Speaking at the Wearable Technology Show in London, Tookey said wearables could aid field workers by giving them easier access to corporate systems and data.
"The Internet of Things is alive and well in the oil and gas industry and has been for many years," he said. "But then you look at our field workers and they are generally alone with a radio and a gas monitor, so they've almost been left behind in the revolution of digital technology."
Tookey said a range of wearables devices could have a big impact in the industry, from lightweight body-mounted sensors to augmented reality smart glasses, all of which could help to make field engineers safer and more efficient.
"Safety is an area where we can get a key advantage from using wearables," he said, noting how wearables could be used to monitor engineers' health as well as their external environment.
Tookey said smart glasses and wearable heads-up displays could be used to display real-time information and allow the wearer to input data through voice control.

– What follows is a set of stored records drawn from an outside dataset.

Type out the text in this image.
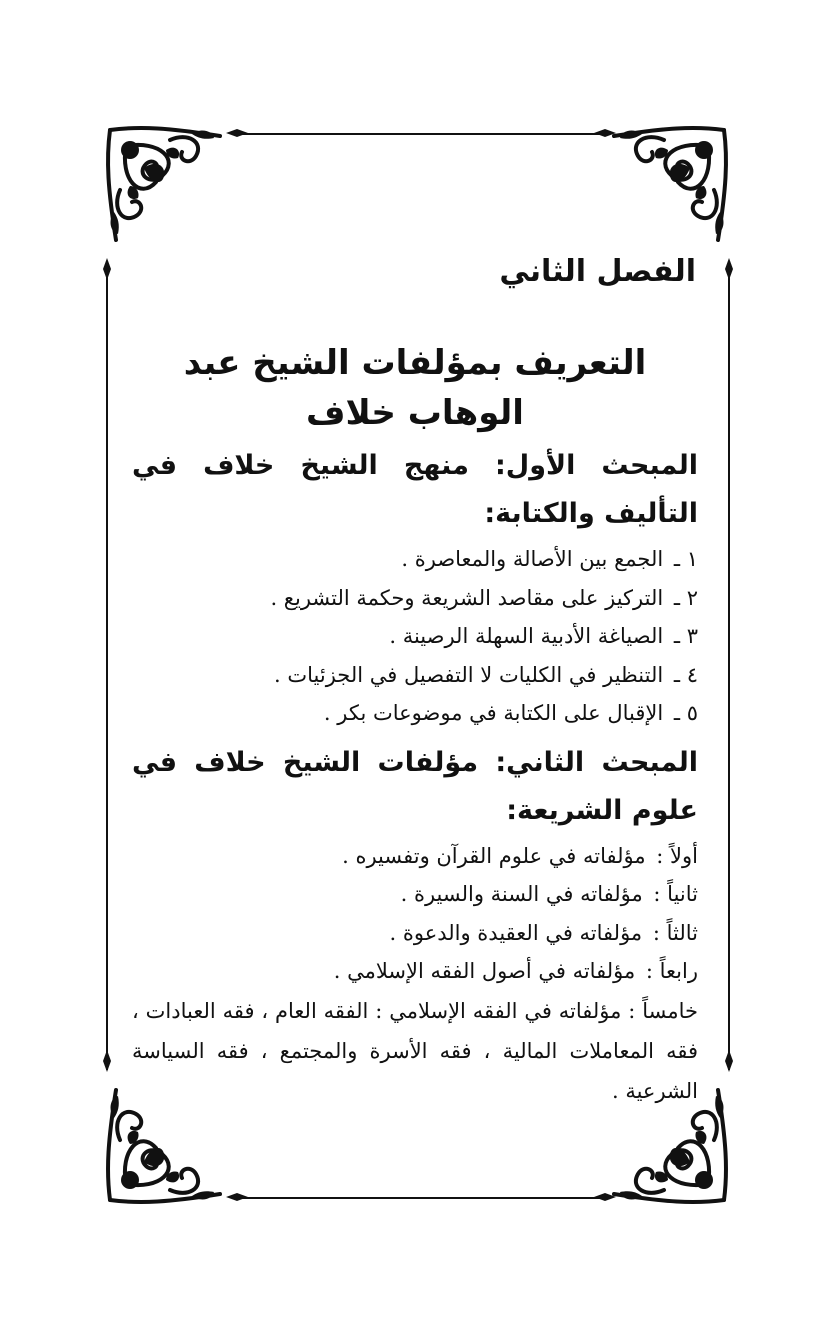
الفصل الثاني
التعريف بمؤلفات الشيخ عبد الوهاب خلاف
المبحث الأول: منهج الشيخ خلاف في التأليف والكتابة:
١ ـ الجمع بين الأصالة والمعاصرة .
٢ ـ التركيز على مقاصد الشريعة وحكمة التشريع .
٣ ـ الصياغة الأدبية السهلة الرصينة .
٤ ـ التنظير في الكليات لا التفصيل في الجزئيات .
٥ ـ الإقبال على الكتابة في موضوعات بكر .
المبحث الثاني: مؤلفات الشيخ خلاف في علوم الشريعة:
أولاً : مؤلفاته في علوم القرآن وتفسيره .
ثانياً : مؤلفاته في السنة والسيرة .
ثالثاً : مؤلفاته في العقيدة والدعوة .
رابعاً : مؤلفاته في أصول الفقه الإسلامي .

خامساً : مؤلفاته في الفقه الإسلامي : الفقه العام ، فقه العبادات ، فقه المعاملات المالية ، فقه الأسرة والمجتمع ، فقه السياسة الشرعية .
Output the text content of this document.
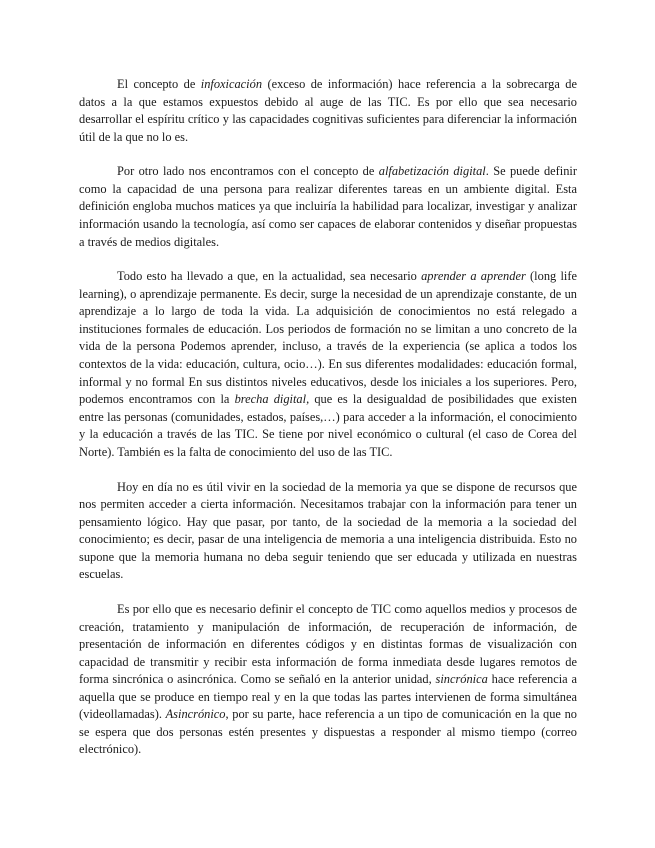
El concepto de infoxicación (exceso de información) hace referencia a la sobrecarga de datos a la que estamos expuestos debido al auge de las TIC. Es por ello que sea necesario desarrollar el espíritu crítico y las capacidades cognitivas suficientes para diferenciar la información útil de la que no lo es.

Por otro lado nos encontramos con el concepto de alfabetización digital. Se puede definir como la capacidad de una persona para realizar diferentes tareas en un ambiente digital. Esta definición engloba muchos matices ya que incluiría la habilidad para localizar, investigar y analizar información usando la tecnología, así como ser capaces de elaborar contenidos y diseñar propuestas a través de medios digitales.

Todo esto ha llevado a que, en la actualidad, sea necesario aprender a aprender (long life learning), o aprendizaje permanente. Es decir, surge la necesidad de un aprendizaje constante, de un aprendizaje a lo largo de toda la vida. La adquisición de conocimientos no está relegado a instituciones formales de educación. Los periodos de formación no se limitan a uno concreto de la vida de la persona Podemos aprender, incluso, a través de la experiencia (se aplica a todos los contextos de la vida: educación, cultura, ocio…). En sus diferentes modalidades: educación formal, informal y no formal En sus distintos niveles educativos, desde los iniciales a los superiores. Pero, podemos encontramos con la brecha digital, que es la desigualdad de posibilidades que existen entre las personas (comunidades, estados, países,…) para acceder a la información, el conocimiento y la educación a través de las TIC. Se tiene por nivel económico o cultural (el caso de Corea del Norte). También es la falta de conocimiento del uso de las TIC.

Hoy en día no es útil vivir en la sociedad de la memoria ya que se dispone de recursos que nos permiten acceder a cierta información. Necesitamos trabajar con la información para tener un pensamiento lógico. Hay que pasar, por tanto, de la sociedad de la memoria a la sociedad del conocimiento; es decir, pasar de una inteligencia de memoria a una inteligencia distribuida. Esto no supone que la memoria humana no deba seguir teniendo que ser educada y utilizada en nuestras escuelas.

Es por ello que es necesario definir el concepto de TIC como aquellos medios y procesos de creación, tratamiento y manipulación de información, de recuperación de información, de presentación de información en diferentes códigos y en distintas formas de visualización con capacidad de transmitir y recibir esta información de forma inmediata desde lugares remotos de forma sincrónica o asincrónica. Como se señaló en la anterior unidad, sincrónica hace referencia a aquella que se produce en tiempo real y en la que todas las partes intervienen de forma simultánea (videollamadas). Asincrónico, por su parte, hace referencia a un tipo de comunicación en la que no se espera que dos personas estén presentes y dispuestas a responder al mismo tiempo (correo electrónico).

Such a set-up would mean field workers no longer having to lug around bulky ruggedised laptops or return to the office to manually input collected data.
"There's an enormous opportunity around how we can make this outside worker much more efficient in his operation by having that technology," Tookey said.
Obstacles to overcome
However, while there are already wearables on the market that can carry out augmented reality, advanced worker location, environmental sensing and safety alerts, Tookey said the challenges of operating in the oil and gas industry has so far stifled their adoption beyond the pilot stage.
"We have some really specific and difficult challenges that are peculiar to oil and gas," he said. Harsh drilling environments, for example, require very rugged wearables, while metal structures can make setting up wireless networks to serve as the communication backbone of wearable devices very difficult.
But the main hurdle is intrinsic safety certification, which clears electronic devices for use in hazardous flammable environments; something that both consumer and industrial wearables do not have at the moment.
"We need an electronic device to meet the intrinsic safety certification, and that basically means even after it's been worn and used in a ruggedised environment it can't spark," said Tookey.
"That intrinsic safety certification means I will not take any consumer wearables onto the plant for anything other than doing pilot testing."
Tookey said the oil and gas industry has the precursors to wearable technology in the form of cloud infrastructure, big data systems and rugged intrinsically safe Android smartphones that could serve as the data and communications hub for wearables while out in the field.
"One of the real early wins that we are almost at the stage of doing now if we had the certified device is to enable hands-free access to working documents and the transmission of live digital images and video from the guy in the plant at the point of work to someone who's a thousand miles away," he said, in reference to the potential of existing head-mounted displays that could be used in the industry.
Beyond smartwatches and fitness bands, wearables have for some time been championed as technology best suited for industrial and enterprise use. And with the likes of Intel working on clever wearable headsets, the trend is not likely to go away.
This opens up opportunities for startups and established technology companies willing to take the gamble and make devices suited for very specific uses but aimed at markets with significant buying power.